Honold erzählt beispielsweise von einer Frau, die auf einem Bauernhof aufwuchs und Köchin werden wollte, dies aber nicht durfte. Stattdessen musste sie auf dem Hof helfen und heiraten. Heute, im Altersheim, blickt sie auf ihr Leben zurück und fragt sich, ob es erfüllt war. „In der Erzählung kommt heraus, es ist nicht in ihrer Macht gewesen, unter den Umständen etwas anders zu machen“, sagt Honold. Stolz sei die alte Frau heute darauf, das Beste aus ihrer Situation gemacht zu haben – und dass ihre Enkelkinder sich verwirklichen können.

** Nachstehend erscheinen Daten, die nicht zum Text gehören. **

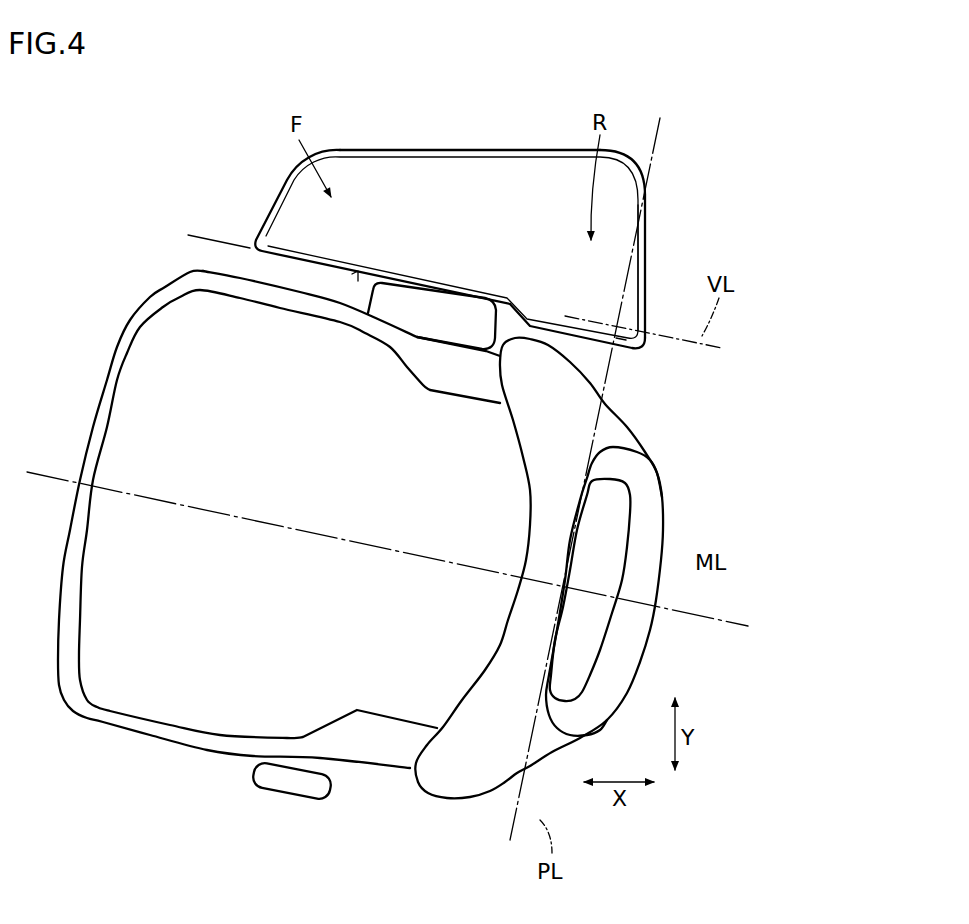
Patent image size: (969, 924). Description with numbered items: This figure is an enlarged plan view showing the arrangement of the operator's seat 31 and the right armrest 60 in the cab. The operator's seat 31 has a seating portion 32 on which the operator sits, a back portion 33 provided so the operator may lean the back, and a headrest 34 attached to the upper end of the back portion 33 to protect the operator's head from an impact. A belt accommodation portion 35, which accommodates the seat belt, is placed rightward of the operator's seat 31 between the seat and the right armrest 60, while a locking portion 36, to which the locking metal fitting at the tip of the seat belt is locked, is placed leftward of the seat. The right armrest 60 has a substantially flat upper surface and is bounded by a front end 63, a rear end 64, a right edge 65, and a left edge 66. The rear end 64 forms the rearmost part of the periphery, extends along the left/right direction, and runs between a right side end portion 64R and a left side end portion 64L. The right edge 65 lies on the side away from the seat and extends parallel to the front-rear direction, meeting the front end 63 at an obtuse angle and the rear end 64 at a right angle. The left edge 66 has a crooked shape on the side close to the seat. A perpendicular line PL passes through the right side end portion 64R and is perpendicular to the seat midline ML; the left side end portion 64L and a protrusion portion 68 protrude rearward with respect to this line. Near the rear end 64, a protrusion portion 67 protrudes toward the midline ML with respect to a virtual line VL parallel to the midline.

The operator's seat 31 is at (106, 338).
The seating portion 32 is at (147, 438).
The back portion 33 is at (451, 771).
The headrest 34 is at (597, 637).
The belt accommodation portion 35 is at (410, 310).
The locking portion 36 is at (294, 778).
The right armrest 60 is at (473, 230).
The front end 63 is at (277, 199).
The rear end 64 is at (648, 249).
The right side end portion 64R is at (648, 194).
The left side end portion 64L is at (652, 352).
The right edge 65 is at (431, 149).
The left edge 66 is at (352, 274).
The protrusion portion 67 is at (621, 338).
The protrusion portion 68 is at (630, 305).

Eine weitere Geschichte handelt von der „Geschichtensammlerin“, die alleine lebt und Schätze wie Versteinerungen sammelt, jedoch niemanden hat, mit dem sie diese teilen kann. Sie fragt sich, ob diese Dinge wirklich Schätze sind, wenn sie für sich bleiben. Ein zentraler Moment in der Geschichte ist, dass die Geschichtensammlerin den Mut aufbringt, ihre Fundstücke der Außenwelt zu zeigen, etwa in einem Museum.
Gegen die großen Männer
„Mein innerer Auftrag ist es, die unerzählten Geschichten, die ungesehenen Leben sichtbar zu machen“, sagt Honold. Dass es in der Lesung am Donnerstag um Frauen geht, warum sie über Frauen schreibt, sei nicht nur eine rationale Entscheidung gewesen, sagt Honold. Das sei einem Gefühl, einem Bedürfnis entsprungen, das sie gar nicht komplett ausbuchstabieren könne. Aber der „Hyperfokus“ auf die kleinen Leben, auf das Lokale, auf Frauen auf dem Land soll bewusst einen Kontrapunkt setzten zu den mächtigen Männern – Trump, Musk, Putin – die dieser Tage die Weltpolitik dominieren. Ihren Zuhörern möchte sie zeigen: „Im Kleinen gibt es so interessante, wichtige, wertvolle Menschen. Darauf will ich den Fokus legen, denn das Große kann man ja eh nicht ändern.“
Frauen erzählen
Termin: Die Autorinnen Eva Honold und Agnes Gerstenberg lesen am Donnerstag, 30. Januar, um 18.30 Uhr in der Stadtbücherei ihre Geschichten vor. Eintritt ist frei.
Recherche: Die Autorinnen wollen Geschichten über Hexen, Geister und Verbrecher sammeln.